Occasion // Location: Lunch with Mama Ping, Karina’s Mexican Restaurant
I have this innate habit to over-think everything; it is both a blessing and a curse…
Speak it to the universe, speak it to the universe, speak it to the universe– I chanted, but every time I would open my mouth nothing would come out.
Just tell her!
I don’t know why I was so nervous, based on past experience I should have know that Mama Ping was going to root for me. She’s always been super supportive of all my wild ideas, almost to a fault— like that time I wanted to start my own vintage boutique and proceeded to buy boat loads of vintage just to have it sit in her garage for the next 4 years, but I digress— this time it was different. This was not something I’d just forget about in a weeks time; this was for real. This felt part of me and I feared rejection. I feared that her motherly instinct would kick in, that she would try to rationalize my dream, and it would all come crashing down in front of me at that very moment.

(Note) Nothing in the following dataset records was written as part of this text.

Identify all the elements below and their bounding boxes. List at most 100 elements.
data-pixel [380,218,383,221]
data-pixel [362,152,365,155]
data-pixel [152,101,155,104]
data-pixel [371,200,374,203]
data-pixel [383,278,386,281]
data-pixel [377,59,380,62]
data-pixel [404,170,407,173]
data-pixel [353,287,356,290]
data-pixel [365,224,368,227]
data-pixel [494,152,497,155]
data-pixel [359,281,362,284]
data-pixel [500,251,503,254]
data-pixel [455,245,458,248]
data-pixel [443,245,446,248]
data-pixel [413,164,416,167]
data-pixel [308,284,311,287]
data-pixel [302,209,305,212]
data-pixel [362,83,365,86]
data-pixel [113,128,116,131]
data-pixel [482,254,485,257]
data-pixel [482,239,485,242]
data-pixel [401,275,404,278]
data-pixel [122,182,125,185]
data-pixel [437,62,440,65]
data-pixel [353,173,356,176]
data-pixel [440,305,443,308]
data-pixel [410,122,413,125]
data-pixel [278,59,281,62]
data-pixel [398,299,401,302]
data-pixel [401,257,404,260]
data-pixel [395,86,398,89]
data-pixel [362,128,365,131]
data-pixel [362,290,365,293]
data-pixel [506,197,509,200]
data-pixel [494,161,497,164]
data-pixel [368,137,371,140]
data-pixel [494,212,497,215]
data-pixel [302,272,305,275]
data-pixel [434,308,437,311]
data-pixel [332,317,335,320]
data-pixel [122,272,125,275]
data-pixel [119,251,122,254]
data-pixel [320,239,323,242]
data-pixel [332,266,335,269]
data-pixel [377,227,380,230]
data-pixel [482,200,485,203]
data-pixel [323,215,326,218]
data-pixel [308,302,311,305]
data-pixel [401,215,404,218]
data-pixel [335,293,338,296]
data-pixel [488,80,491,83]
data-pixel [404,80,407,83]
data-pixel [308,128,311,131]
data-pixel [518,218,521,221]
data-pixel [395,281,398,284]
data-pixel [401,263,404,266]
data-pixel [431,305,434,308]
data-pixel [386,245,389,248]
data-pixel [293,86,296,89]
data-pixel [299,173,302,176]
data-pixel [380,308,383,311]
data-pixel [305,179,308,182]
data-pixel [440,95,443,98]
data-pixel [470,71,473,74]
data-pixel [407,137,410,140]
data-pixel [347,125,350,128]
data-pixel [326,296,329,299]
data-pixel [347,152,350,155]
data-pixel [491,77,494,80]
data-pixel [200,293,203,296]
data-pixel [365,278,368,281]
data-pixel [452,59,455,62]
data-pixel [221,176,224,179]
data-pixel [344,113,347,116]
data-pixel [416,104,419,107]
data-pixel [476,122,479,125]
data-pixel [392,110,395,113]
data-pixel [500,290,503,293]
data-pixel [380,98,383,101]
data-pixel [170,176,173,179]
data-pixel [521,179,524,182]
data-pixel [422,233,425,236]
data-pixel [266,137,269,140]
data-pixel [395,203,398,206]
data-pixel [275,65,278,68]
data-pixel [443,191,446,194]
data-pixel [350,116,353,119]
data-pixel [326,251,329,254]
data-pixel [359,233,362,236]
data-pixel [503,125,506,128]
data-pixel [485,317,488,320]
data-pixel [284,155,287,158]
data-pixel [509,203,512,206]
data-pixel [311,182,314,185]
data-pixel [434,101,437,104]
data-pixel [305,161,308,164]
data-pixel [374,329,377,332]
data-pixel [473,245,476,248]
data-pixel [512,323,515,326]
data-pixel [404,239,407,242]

There I was a grown-ass woman seeking her mother’s approval.
Mom knew something was up, she always did; but in true Mama Ping fashion she just sat there waiting for me to have the courage to tell her myself.
I don’t know if it was my nerves or the 4th michelada I had just downed but between mouthfuls of ceviche I started nervously blabbing about how wonderful my recent trip to Japan was and then when I could no longer suppress my anxiety I regurgitate all my thoughts at once.
“So, Ma, I’ve been giving it a lot of thought and I’m going to do a round the world trip,” I proclaimed. “I don’t know where or how or even when yet but I really want to do it.” I didn’t want to give her the chance to question it so I rambled on as quickly as I could, “Long term, like, I’d like to be gone for at least a year,” I added. “I have no money but I’m going to save up. I’m going to quit my job!”
Maybe it was the booze or maybe I’m just overly emotional, but I was on the verge of tears.
It was the first time I had said it out loud and hearing myself say it was equally terrifying and invigorating.
“I know you can do it if you set your mind to it. It’ll be such a great experience, Güerra.”
Relief swept over me. That’s all I needed to hear.
The fucked up thing about anxiety is that it breeds so much self-doubt that you pretty much drown in it; and despite how ambitious you are more often than not you succumb to analysis paralysis. That’s me—EVERY.DAMN.TIME.
One day I’ll get better. For now– onto the planning stage!